Geneva, Switzerland — Migrants Rights International (MRI) delivered its statement (see below) in response to the report of the Special Rapporteur on the human rights of migrants on 22 June 2012 at the 11th Plenary Meeting – 20th Session of the Human Rights Council. Watch the video from the United Nations Webcast here
Freedom is the Rule. Detention is the Exception!
Migrants Rights International welcomes the Special Rapporteur’s first comprehensive report to the council, and congratulates him on his appointment.
Drawing the urgent attention of the Council to this crucial issue of migrants in detention is overdue, and requires immediate action. The Special Rapporteur focuses on access to justice; calls for strong procedural safeguards; attention to the special needs of vulnerable migrants; denunciation of detention as a punitive measure; and the authoritative declaration that detention of migrants should be the last resort.
Migrants Rights International remains concerned about the criminalization of migrant communities. Detention heightens xenophobia and false assumptions associated with irregular status. The detention of migrants is a crisis: even as we sit here deliberating, there are hundreds of thousands of migrants in a growing number of detention centres across the world. A large number of these are women, children, and vulnerable migrants. The expanding privatization of detention centres permits rights abuses to evade the surveillance of states. Migrants Rights International recognizes that while the Special Rapporteur talks of alternatives, these alternatives are also only ever a last resort.

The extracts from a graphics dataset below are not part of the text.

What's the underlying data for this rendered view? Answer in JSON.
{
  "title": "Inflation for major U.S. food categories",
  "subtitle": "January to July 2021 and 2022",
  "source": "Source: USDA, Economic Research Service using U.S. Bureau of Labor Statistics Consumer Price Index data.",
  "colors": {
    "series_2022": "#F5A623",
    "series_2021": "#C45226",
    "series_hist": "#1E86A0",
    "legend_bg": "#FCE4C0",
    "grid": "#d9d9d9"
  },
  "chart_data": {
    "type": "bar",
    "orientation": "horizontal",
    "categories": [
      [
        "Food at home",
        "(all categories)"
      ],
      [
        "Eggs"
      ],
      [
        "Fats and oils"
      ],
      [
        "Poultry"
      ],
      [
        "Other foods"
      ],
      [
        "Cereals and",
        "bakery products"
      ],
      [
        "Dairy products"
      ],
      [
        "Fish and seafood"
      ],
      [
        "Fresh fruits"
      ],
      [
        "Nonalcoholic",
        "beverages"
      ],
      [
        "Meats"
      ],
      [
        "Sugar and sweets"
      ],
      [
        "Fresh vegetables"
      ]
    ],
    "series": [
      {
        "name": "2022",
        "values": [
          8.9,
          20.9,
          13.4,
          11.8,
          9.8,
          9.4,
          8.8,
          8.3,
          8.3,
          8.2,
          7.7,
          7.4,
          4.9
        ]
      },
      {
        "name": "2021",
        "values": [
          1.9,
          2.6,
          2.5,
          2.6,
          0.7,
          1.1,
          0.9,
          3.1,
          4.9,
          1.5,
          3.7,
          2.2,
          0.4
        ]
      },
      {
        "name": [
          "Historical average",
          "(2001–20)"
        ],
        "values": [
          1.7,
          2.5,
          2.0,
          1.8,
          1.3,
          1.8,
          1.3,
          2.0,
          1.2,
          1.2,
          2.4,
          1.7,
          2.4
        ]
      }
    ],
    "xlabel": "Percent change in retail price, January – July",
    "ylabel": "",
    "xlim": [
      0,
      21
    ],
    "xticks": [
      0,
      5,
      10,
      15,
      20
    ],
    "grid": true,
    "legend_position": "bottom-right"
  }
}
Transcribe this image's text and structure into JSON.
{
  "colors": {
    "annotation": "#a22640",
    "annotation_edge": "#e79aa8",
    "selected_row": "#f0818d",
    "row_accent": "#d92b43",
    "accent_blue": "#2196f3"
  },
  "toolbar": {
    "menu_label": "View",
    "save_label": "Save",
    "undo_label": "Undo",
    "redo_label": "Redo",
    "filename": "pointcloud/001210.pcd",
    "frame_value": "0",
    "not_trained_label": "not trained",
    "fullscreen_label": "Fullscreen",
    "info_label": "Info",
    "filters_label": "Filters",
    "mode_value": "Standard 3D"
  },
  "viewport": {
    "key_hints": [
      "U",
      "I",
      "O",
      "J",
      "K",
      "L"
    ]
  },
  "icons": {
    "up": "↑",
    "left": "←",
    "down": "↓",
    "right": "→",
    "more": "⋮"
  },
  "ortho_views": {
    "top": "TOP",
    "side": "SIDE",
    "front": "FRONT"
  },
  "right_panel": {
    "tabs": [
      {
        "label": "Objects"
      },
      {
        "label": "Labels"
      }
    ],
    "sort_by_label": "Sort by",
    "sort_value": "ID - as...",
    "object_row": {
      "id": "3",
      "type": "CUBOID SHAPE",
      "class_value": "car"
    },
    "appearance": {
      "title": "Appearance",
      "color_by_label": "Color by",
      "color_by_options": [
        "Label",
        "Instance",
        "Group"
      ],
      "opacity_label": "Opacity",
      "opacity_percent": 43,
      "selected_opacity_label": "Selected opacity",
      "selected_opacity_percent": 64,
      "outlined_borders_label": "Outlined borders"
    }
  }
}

Following the Special Rapporteur’s report, we strongly encourage all states in this Council to consider the following policy responses:
Prioritize regularization over detention.
To prevent arbitrary detentions, and to open avenues for irregular migrants to live, work, and access essential services, state policy should include mechanisms for the regularization of all irregular migrants, prior to or following their detention.
Abolish administrative detention for undocumented migrants.
Irregular migration is not a criminal offense and should not be treated so. The prospect of detention and deportation renders migrants vulnerable and exploitable and undermines the realization of their human rights. States should abolish the practice of detaining undocumented migrants.
Migrants Rights International is encouraged by the Special Rapporteur’s recognition of the urgency of this issue in his first report. As a global network, we will continue our efforts to document rights violations that migrants suffer under existing detention regimes, and to encourage states to see freedom as the rule, and detention as the exception for migrants.